A virtue is simply a good habit, whereas a vice is a bad habit. Practicing virtues builds good character, which in turn brings one a happier more fulfilling life. This is because these practiced virtues correspond to our human nature.

How one figures out from scratch what particular behaviors are virtues, according to Aristotle, is to recognize the two extremes of dispositions or behaviors and figure the mean (or average) between them. In other words, seek to understand the mean between excess (too much) and deficiency (not enough), and there you'll have your virtue.

For example, the mean:

  • between cowardice and foolhardiness is the virtue of courage;
  • between stinginess and excessive giving away of one's substance is the virtue of generosity;
  • between laziness and lust for fame is proper ambition, etc.

The four basic or cardinal virtues are:

  1. justice
  2. prudence
  3. temperance, and
  4. fortitude.

These enable us to govern our lower-nature desires (temperance and fortitude) while treating others with proper respect (justice and prudence).
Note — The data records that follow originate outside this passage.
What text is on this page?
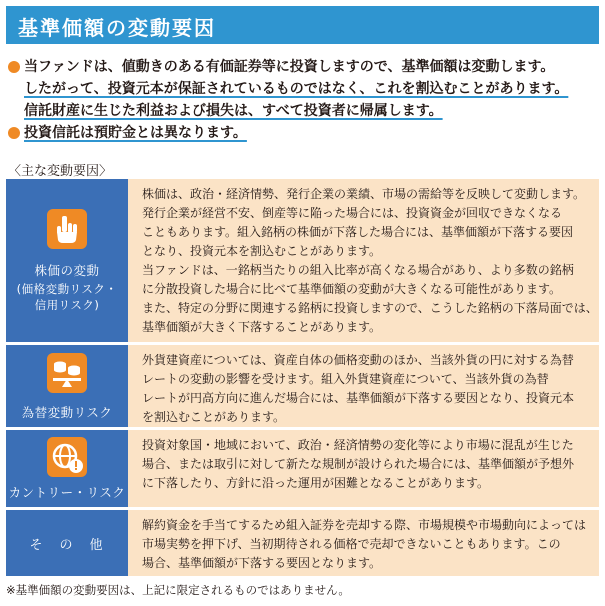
基準価額の変動要因
当ファンドは、値動きのある有価証券等に投資しますので、基準価額は変動します。
したがって、投資元本が保証されているものではなく、これを割込むことがあります。
信託財産に生じた利益および損失は、すべて投資者に帰属します。
投資信託は預貯金とは異なります。
〈主な変動要因〉
株価の変動
(価格変動リスク・
信用リスク)
株価は、政治・経済情勢、発行企業の業績、市場の需給等を反映して変動します。
発行企業が経営不安、倒産等に陥った場合には、投資資金が回収できなくなる
こともあります。組入銘柄の株価が下落した場合には、基準価額が下落する要因
となり、投資元本を割込むことがあります。
当ファンドは、一銘柄当たりの組入比率が高くなる場合があり、より多数の銘柄
に分散投資した場合に比べて基準価額の変動が大きくなる可能性があります。
また、特定の分野に関連する銘柄に投資しますので、こうした銘柄の下落局面では、
基準価額が大きく下落することがあります。
為替変動リスク
外貨建資産については、資産自体の価格変動のほか、当該外貨の円に対する為替
レートの変動の影響を受けます。組入外貨建資産について、当該外貨の為替
レートが円高方向に進んだ場合には、基準価額が下落する要因となり、投資元本
を割込むことがあります。
カントリー・リスク
投資対象国・地域において、政治・経済情勢の変化等により市場に混乱が生じた
場合、または取引に対して新たな規制が設けられた場合には、基準価額が予想外
に下落したり、方針に沿った運用が困難となることがあります。
そ　の　他
解約資金を手当てするため組入証券を売却する際、市場規模や市場動向によっては
市場実勢を押下げ、当初期待される価格で売却できないこともあります。この
場合、基準価額が下落する要因となります。
※基準価額の変動要因は、上記に限定されるものではありません。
They are basic to the command of our Lord to love our neighbor as ourselves. Both the practice of loving self and neighbor are assisted in these virtues.

All the above mentioned virtues are called natural virtues because they can be acquired by habit and perfected by practice. In this respect, anyone can become a virtuous person with enough will to follow through.

However, the three theological virtues of faith, hope, and charity (or love) cannot be acquired by man this way. These theological virtues relate directly to God and are supernatural virtues that can only be received by a direct gift from Him, which formally begins at Baptism. The virtues of faith, hope, and charity go beyond our human nature and raise us up to God, enabling a relationship with Him that is salvific. These three theological virtues also help us with the natural virtues, making them more perfect and more meaningful, and directing our natural perfection to supernatural life.

To recap:

  1. A virtuous person is a godly person.
  2. The four cardinal virtues are four basic natural virtues that can be acquired by choice and perfected by practice. They ground us in living a fulfilling life according to our human nature.
  3. Faith, hope, and charity are the three theological virtues that are infused by God in order to raise us up with His divine Life.
  4. When practiced we remain in union with Him, which is necessary for salvation, and live a good fulfilling life here on earth.